8. Başarı için hayal etmek ve çalışmak gerek
Lafla peynir gemisi yürümez, görünüş aldatıcı, çok söz yalanlıdır. Geleceği tasarlamak ancak hayal etmekle ve ideallere sahip olmakla olur. Bunlar içinse çalışmak zorunludur. Ter yoksa, emek sarf edilmiyorsa…. bir adım ilerlemenize müsade etmez hayat. Hayat kendisini anlayanı anlar. Şeffaftır, adildir, bereketlidir ama ayırt edicidir aynı zamanda. Güzelle çirkini, çalışanla çalışmayanı. O kötüye çalışanları da bilir… Beşeri meşgalelerle dolu değildir hayat sadece… mutluluğa, umuda yer vermek gerek… sevgilere kucak açmak, sağduyudan uzaklaşmamak…hoşgörü ve affetmek erdemine sarılmak sıkıca… Hayal etmekten, idealler edinmekten ve umut etmekten asla vazgeçmeyin. Hayat yorulanları asla sevmez, yorulsanız da devam….
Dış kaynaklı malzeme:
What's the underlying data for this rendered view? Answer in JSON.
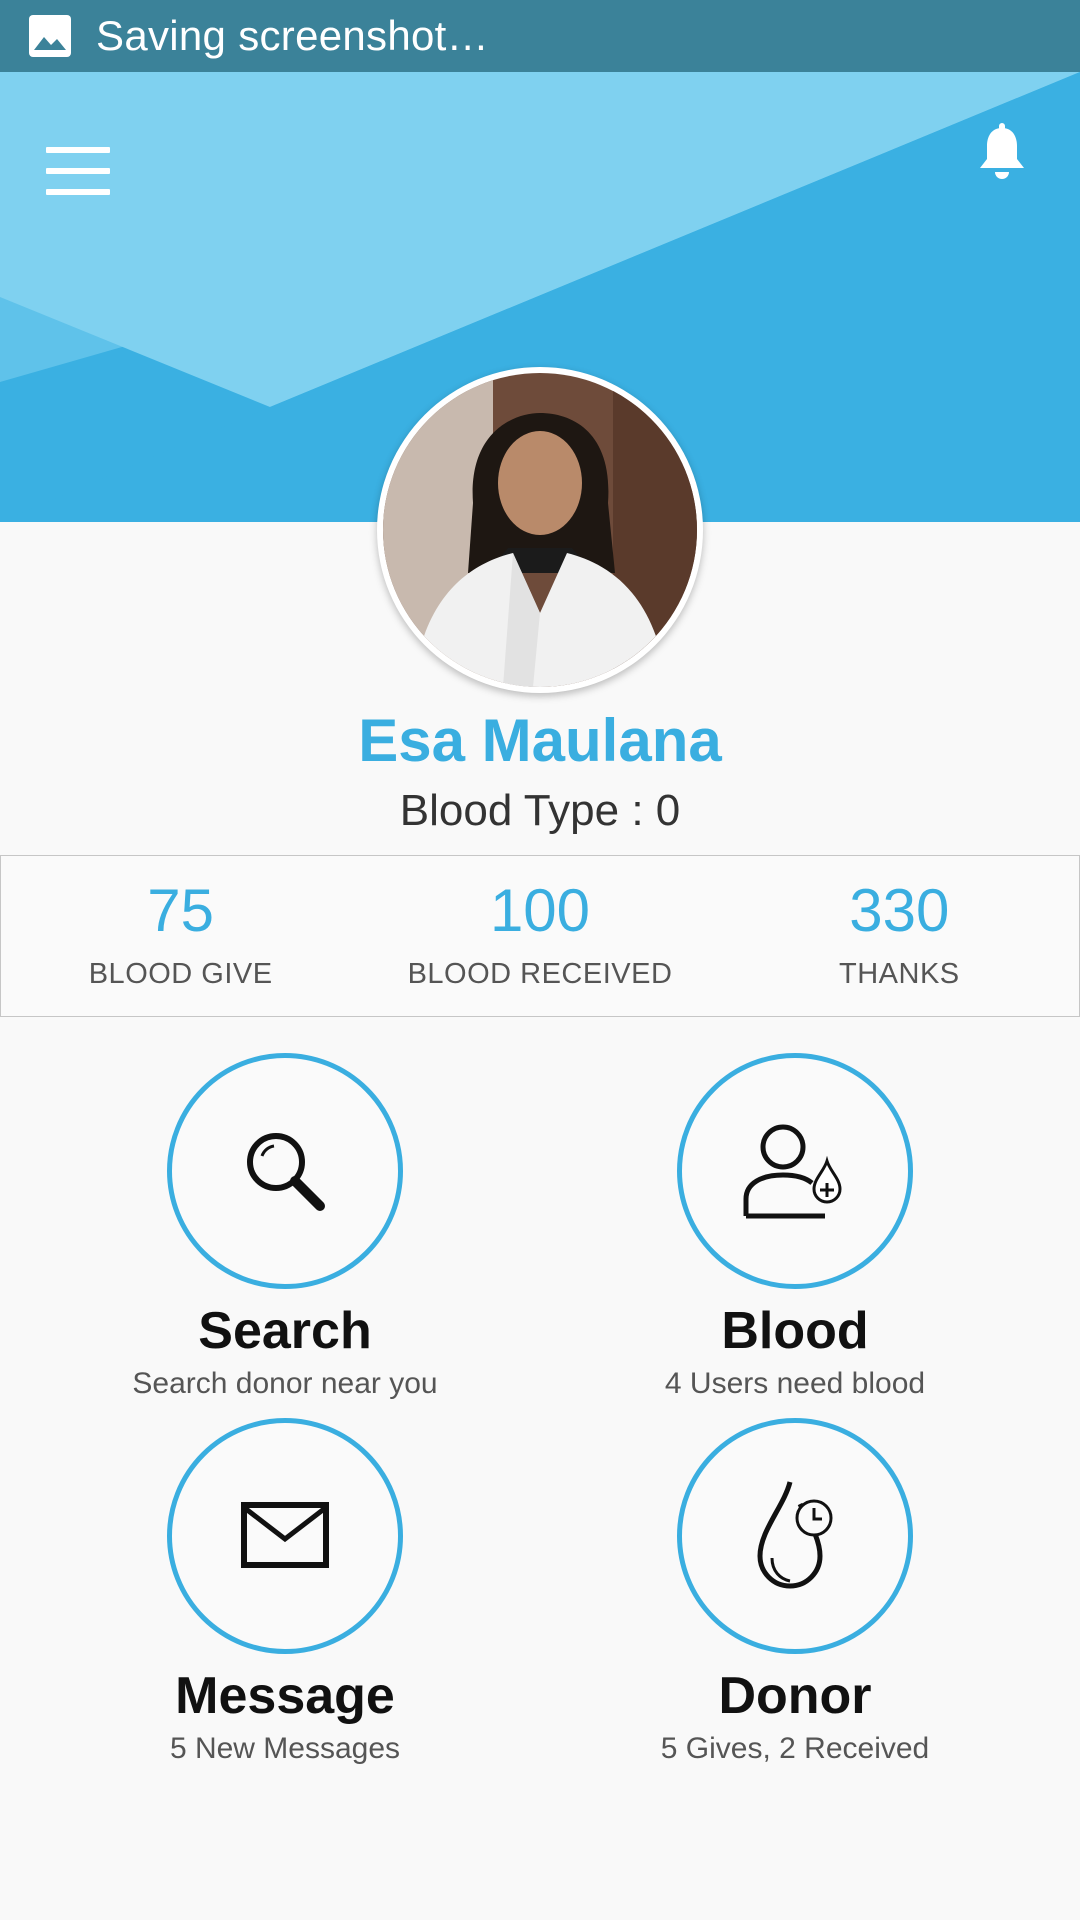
{
  "status_bar": {
    "text": "Saving screenshot…",
    "icon": "image-icon"
  },
  "header": {
    "menu_icon": "hamburger-menu-icon",
    "notification_icon": "bell-icon",
    "colors": {
      "light": "#7fd1f0",
      "dark": "#3ab0e2"
    }
  },
  "profile": {
    "name": "Esa Maulana",
    "blood_type": "Blood Type : 0"
  },
  "stats": [
    {
      "value": "75",
      "label": "BLOOD GIVE"
    },
    {
      "value": "100",
      "label": "BLOOD RECEIVED"
    },
    {
      "value": "330",
      "label": "THANKS"
    }
  ],
  "menu": [
    {
      "title": "Search",
      "subtitle": "Search donor near you",
      "icon": "magnifier-icon"
    },
    {
      "title": "Blood",
      "subtitle": "4 Users need blood",
      "icon": "user-blood-drop-icon"
    },
    {
      "title": "Message",
      "subtitle": "5 New Messages",
      "icon": "envelope-icon"
    },
    {
      "title": "Donor",
      "subtitle": "5 Gives, 2 Received",
      "icon": "drop-clock-icon"
    }
  ],
  "accent_color": "#3aaee0"
}
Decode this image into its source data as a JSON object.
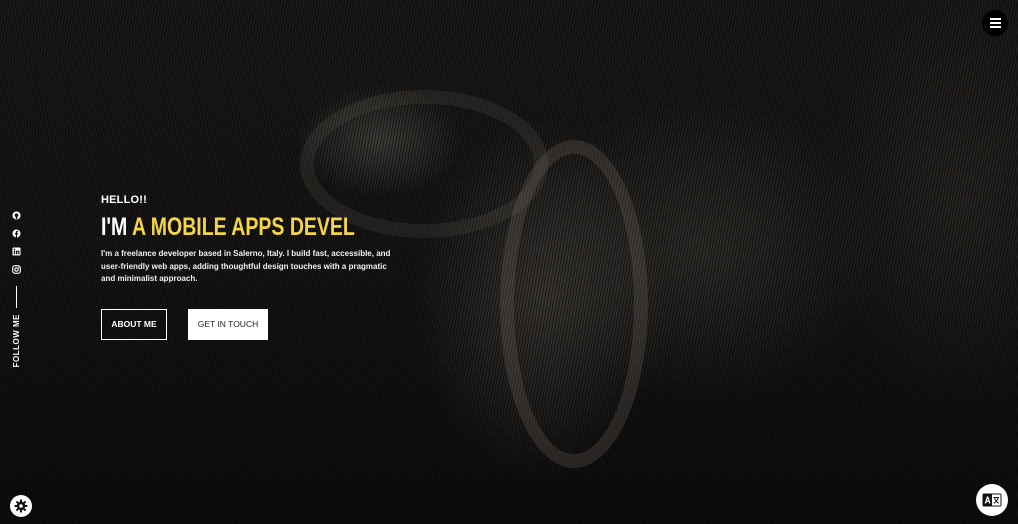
{
  "hero": {
    "greeting": "HELLO!!",
    "headline_prefix": "I'M",
    "headline_typed": "A MOBILE APPS DEVEL",
    "description": "I'm a freelance developer based in Salerno, Italy. I build fast, accessible, and user-friendly web apps, adding thoughtful design touches with a pragmatic and minimalist approach."
  },
  "buttons": {
    "about": "ABOUT ME",
    "contact": "GET IN TOUCH"
  },
  "social": {
    "label": "FOLLOW ME",
    "icons": [
      "github-icon",
      "facebook-icon",
      "linkedin-icon",
      "instagram-icon"
    ]
  },
  "controls": {
    "menu_icon": "hamburger-menu-icon",
    "settings_icon": "gear-icon",
    "language_icon": "translate-icon"
  },
  "colors": {
    "accent": "#f5d547",
    "background": "#0d0c0b",
    "text": "#ffffff"
  }
}
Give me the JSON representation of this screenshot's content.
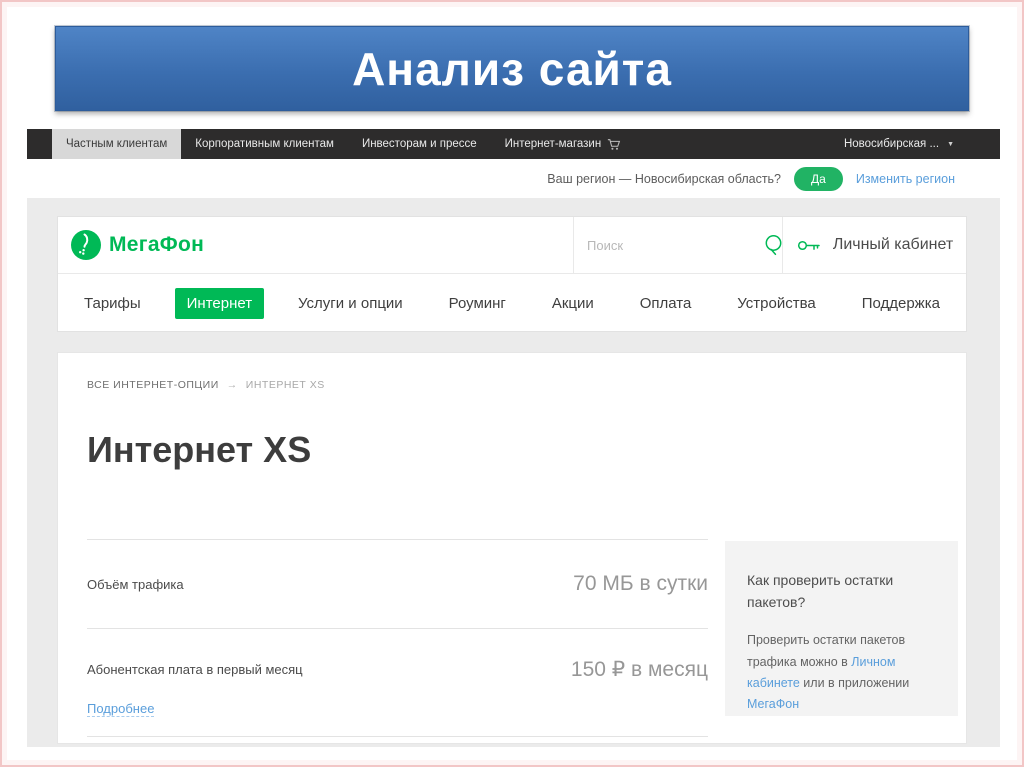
{
  "slide": {
    "title": "Анализ сайта"
  },
  "top_nav": {
    "tabs": [
      {
        "label": "Частным клиентам",
        "selected": true
      },
      {
        "label": "Корпоративным клиентам",
        "selected": false
      },
      {
        "label": "Инвесторам и прессе",
        "selected": false
      },
      {
        "label": "Интернет-магазин",
        "selected": false,
        "icon": "cart-icon"
      }
    ],
    "region_selector": "Новосибирская ...",
    "region_selector_icon": "chevron-down-icon"
  },
  "region_bar": {
    "question": "Ваш регион — Новосибирская область?",
    "yes_label": "Да",
    "change_link": "Изменить регион"
  },
  "site_header": {
    "logo_text": "МегаФон",
    "logo_icon": "megafon-logo-icon",
    "search_placeholder": "Поиск",
    "search_icon": "search-icon",
    "account_icon": "key-icon",
    "account_label": "Личный кабинет"
  },
  "main_nav": {
    "items": [
      {
        "label": "Тарифы",
        "active": false
      },
      {
        "label": "Интернет",
        "active": true
      },
      {
        "label": "Услуги и опции",
        "active": false
      },
      {
        "label": "Роуминг",
        "active": false
      },
      {
        "label": "Акции",
        "active": false
      },
      {
        "label": "Оплата",
        "active": false
      },
      {
        "label": "Устройства",
        "active": false
      },
      {
        "label": "Поддержка",
        "active": false
      }
    ]
  },
  "content": {
    "breadcrumb": {
      "root": "ВСЕ ИНТЕРНЕТ-ОПЦИИ",
      "arrow": "→",
      "current": "ИНТЕРНЕТ XS"
    },
    "title": "Интернет XS",
    "rows": [
      {
        "label": "Объём трафика",
        "value": "70 МБ в сутки"
      },
      {
        "label": "Абонентская плата в первый месяц",
        "value": "150 ₽ в месяц"
      }
    ],
    "details_link": "Подробнее",
    "sidebar": {
      "title": "Как проверить остатки пакетов?",
      "text_part1": "Проверить остатки пакетов трафика можно в ",
      "link1": "Личном кабинете",
      "text_part2": " или в приложении ",
      "link2": "МегаФон"
    }
  },
  "colors": {
    "brand_green": "#00b956",
    "banner_blue": "#3b6eb0",
    "dark_bar": "#2d2c2c",
    "link_blue": "#5a9edb",
    "yes_button_green": "#21b364",
    "page_bg_gray": "#ebebeb",
    "help_box_gray": "#f3f3f3",
    "frame_pink": "#f2c6c6"
  }
}
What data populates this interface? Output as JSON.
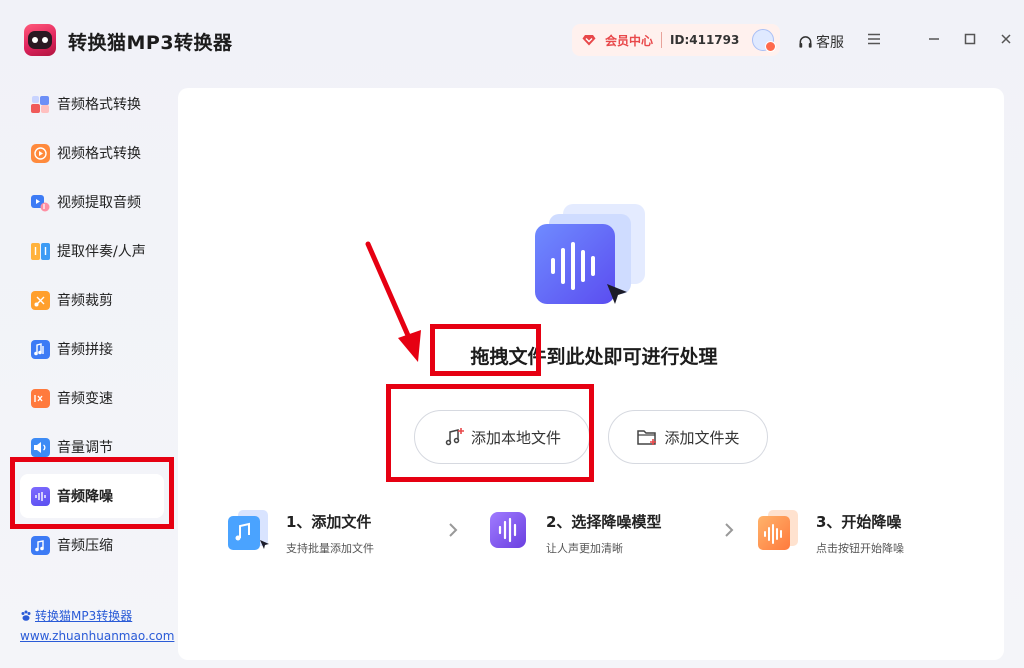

9. Atatürk davası ve Türklük bilinci varoluş sebebimizdir.
Anadolu kaderimizdir. Türk ve Müslüman olarak doğduk çoğumuz ve öyle de yaşayacağız. Örflerle, geleneklerle, adetlerle, milli ideal ve bilinçle yoğrulmuşken, buna aykırı davrananları sevmez hayat. nankörleri hiç sevmez. Anlık zaferler kazandırsa da uzun vadede hıncını alır vefasızlardan. Doğru ve kadirşinas yaşayanları ise şerefle ödüllendirir. Bu Ulusun Başöğretmeni kurtarıcısı, kurucusu, yol gösterici rehberi, emsalsiz dava ve devlet adamı Atatürk hür ve müstakil yaşamamızı temin eden nasiptir, lütuftur, nimettir.
10. İnanç ve değerleriniz her şeyinizdir.
Maneviyatınız, hangi açıdan olursa olsun iç sesinizdir ve hayatın anlamını asla unutturmaz size. İnanç ve ahlakınız zayıfsa, padişah da olsanız acı çeker, nafile yaşar ve kuru ot gibi ölürsünüz. Sizi kimseler de hatırlamaz… İnanmak ve buna göre yaşamak, hayatın görünmeyen zevklerini tatmak, farklı boyutlarını görmek, hayatı tanımak için elzemdir.
Son söz; şunu asla unutmayın. İşler hiç bir zaman yolunda gitmeyecek ve Murphy kanunları gereği en lazım olan anda telefonunuzun şarjı bitecek….
Bence bu yazdıklarım eksiğiyle, noksanıyla hayatın temel mesnetleri…. Hayatın değişmeyecek 10 gerçeği bunlar bana göre. Sizce?